Critique de Si Guitry m’était conté, de Sacha Guitry, vu le 20 octobre 2014 au Studio-Théâtre
Avec Jacques Sereys, dans une mise en scène de Jean-Luc Tardieu
Si Guitry est d’ordinaire un auteur plutôt délaissé au Français, il est aujourd’hui remis au goût du jour par Jacques Sereys qui retrace sa vie à travers ses textes, et qui, pendant plus d’une heure, prend le corps du célèbre fils de Lucien, accompagné au piano par Françoise Ferrand. On découvre alors l’auteur de Faisons un rêve sous différents aspects : tantôt plus sombre tantôt léger, on comprend peu à peu la construction de la vie pleinement remplie de ce travailleur intensif, de cet homme amoureux des femmes.
Les textes choisis par Jean-Luc Tardieu et Jacques Sereys ne sont pas parmi les plus connus de Sacha Guitry. Là où on aurait pu entendre tous ses bons mots sur les femmes notamment, c’est quelque chose de plus intime qui nous est présenté : l’enfance de l’auteur, élève médiocre renvoyé successivement de 10 lycées différents, enlevé par son père pour jouer en Russie, puis son arrestation après la libération : ce sont des événements ponctuels de sa vie qui nous sont présentés, soulignant peut-être la recherche du bonheur de Guitry, sa joie de vivre, si présente par la suite dans le spectacle.

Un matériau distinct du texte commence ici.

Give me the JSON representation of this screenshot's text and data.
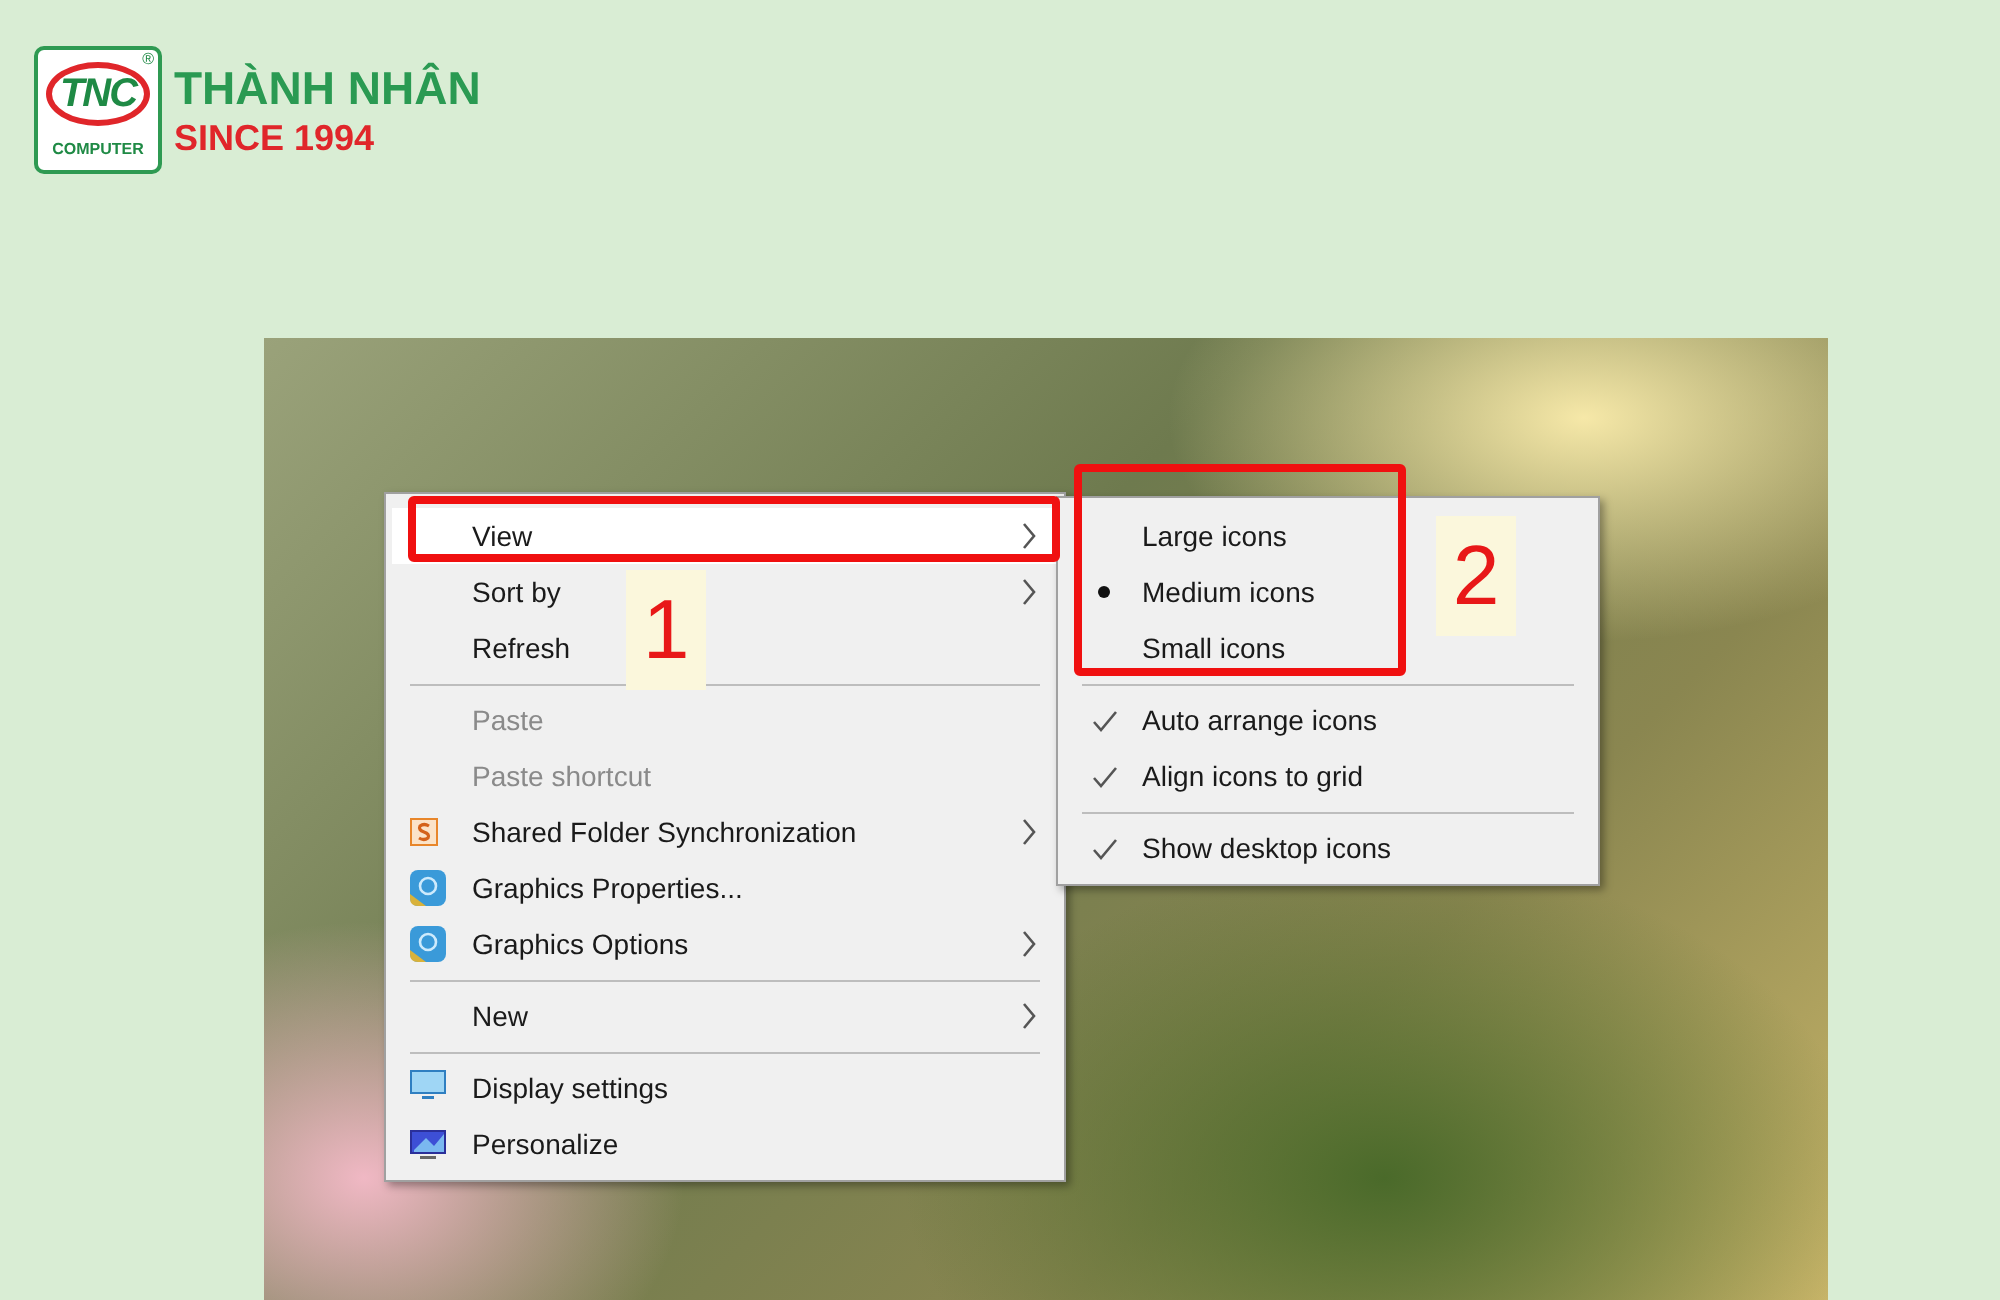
{
  "logo": {
    "mark": "TNC",
    "registered": "®",
    "subtitle": "COMPUTER",
    "name": "THÀNH NHÂN",
    "tagline": "SINCE 1994"
  },
  "context_menu": {
    "items": [
      {
        "kind": "item",
        "label": "View",
        "highlighted": true,
        "disabled": false,
        "submenu": true
      },
      {
        "kind": "item",
        "label": "Sort by",
        "highlighted": false,
        "disabled": false,
        "submenu": true
      },
      {
        "kind": "item",
        "label": "Refresh",
        "highlighted": false,
        "disabled": false,
        "submenu": false
      },
      {
        "kind": "separator"
      },
      {
        "kind": "item",
        "label": "Paste",
        "highlighted": false,
        "disabled": true,
        "submenu": false
      },
      {
        "kind": "item",
        "label": "Paste shortcut",
        "highlighted": false,
        "disabled": true,
        "submenu": false
      },
      {
        "kind": "item",
        "label": "Shared Folder Synchronization",
        "highlighted": false,
        "disabled": false,
        "submenu": true
      },
      {
        "kind": "item",
        "label": "Graphics Properties...",
        "highlighted": false,
        "disabled": false,
        "submenu": false
      },
      {
        "kind": "item",
        "label": "Graphics Options",
        "highlighted": false,
        "disabled": false,
        "submenu": true
      },
      {
        "kind": "separator"
      },
      {
        "kind": "item",
        "label": "New",
        "highlighted": false,
        "disabled": false,
        "submenu": true
      },
      {
        "kind": "separator"
      },
      {
        "kind": "item",
        "label": "Display settings",
        "highlighted": false,
        "disabled": false,
        "submenu": false
      },
      {
        "kind": "item",
        "label": "Personalize",
        "highlighted": false,
        "disabled": false,
        "submenu": false
      }
    ]
  },
  "view_submenu": {
    "items": [
      {
        "kind": "radio",
        "label": "Large icons",
        "selected": false
      },
      {
        "kind": "radio",
        "label": "Medium icons",
        "selected": true
      },
      {
        "kind": "radio",
        "label": "Small icons",
        "selected": false
      },
      {
        "kind": "separator"
      },
      {
        "kind": "check",
        "label": "Auto arrange icons",
        "checked": true
      },
      {
        "kind": "check",
        "label": "Align icons to grid",
        "checked": true
      },
      {
        "kind": "separator"
      },
      {
        "kind": "check",
        "label": "Show desktop icons",
        "checked": true
      }
    ]
  },
  "callouts": [
    {
      "number": "1"
    },
    {
      "number": "2"
    }
  ]
}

Un intérieur bourgeois, nécessaire à illustrer l’oeuvre de Guitry, tient lieu de décor. Sur scène, un large rideau rouge sépare le terrain de jeu de l’acteur de celui de la pianiste : elle donne le la au spectacle en l’introduisant par deux morceaux, puis elle l’accompagne par la suite lors des quelques parties chantées du spectacle, pour notre plus grand bonheur. La mise en scène de Jean-Luc Tardieu, discrète, consistera à mettre les différents moments de la vie de Guitry, et les textes qui s’y rapportent, en valeur. Cependant, ce ne sont pas toujours les textes les plus percutants qui sont choisis, et si certains attisent notre curiosité, d’autres suscitent moins d’intérêt.

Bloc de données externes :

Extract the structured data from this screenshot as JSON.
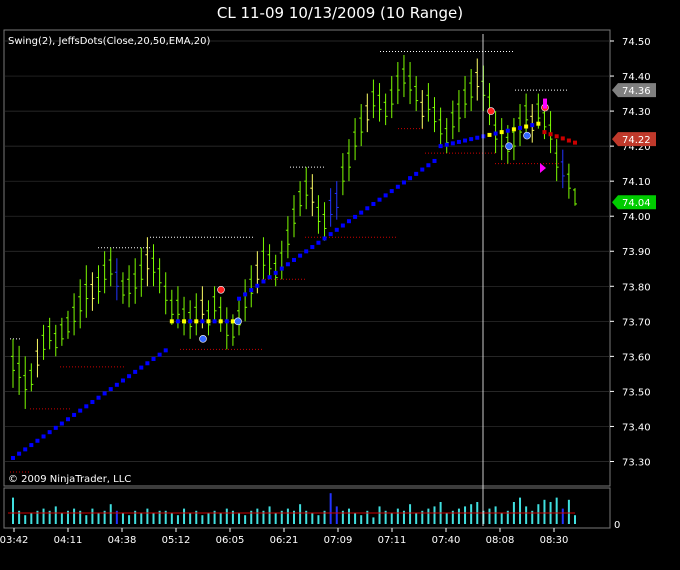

Jacques Sereys semble si heureux, sur la scène du Studio-Théâtre. On se demande qui parle, lorsqu’il déclare qu’ Il y a du bonheur pour tout le monde ! Et nous devrions tous être heureux ! Et ceux qui ne sont pas heureux, ce sont des maladroits. L’acteur assume le rôle de Sacha Guitry avec une apparente facilité : les textes choisis sont dits avec esprit et vivacité et les parties chantées assurées avec talent : Sereys prend un réel plaisir à incarner cet homme qu’il admire tant, et nous aussi. Et rien ne l’arrête : ni le chant, ni quelques pas de danse ne semblent des obstacles à l’acteur de 86 ans, qui se donne corps et âme pour donner une telle interprétation, fine, et réussie.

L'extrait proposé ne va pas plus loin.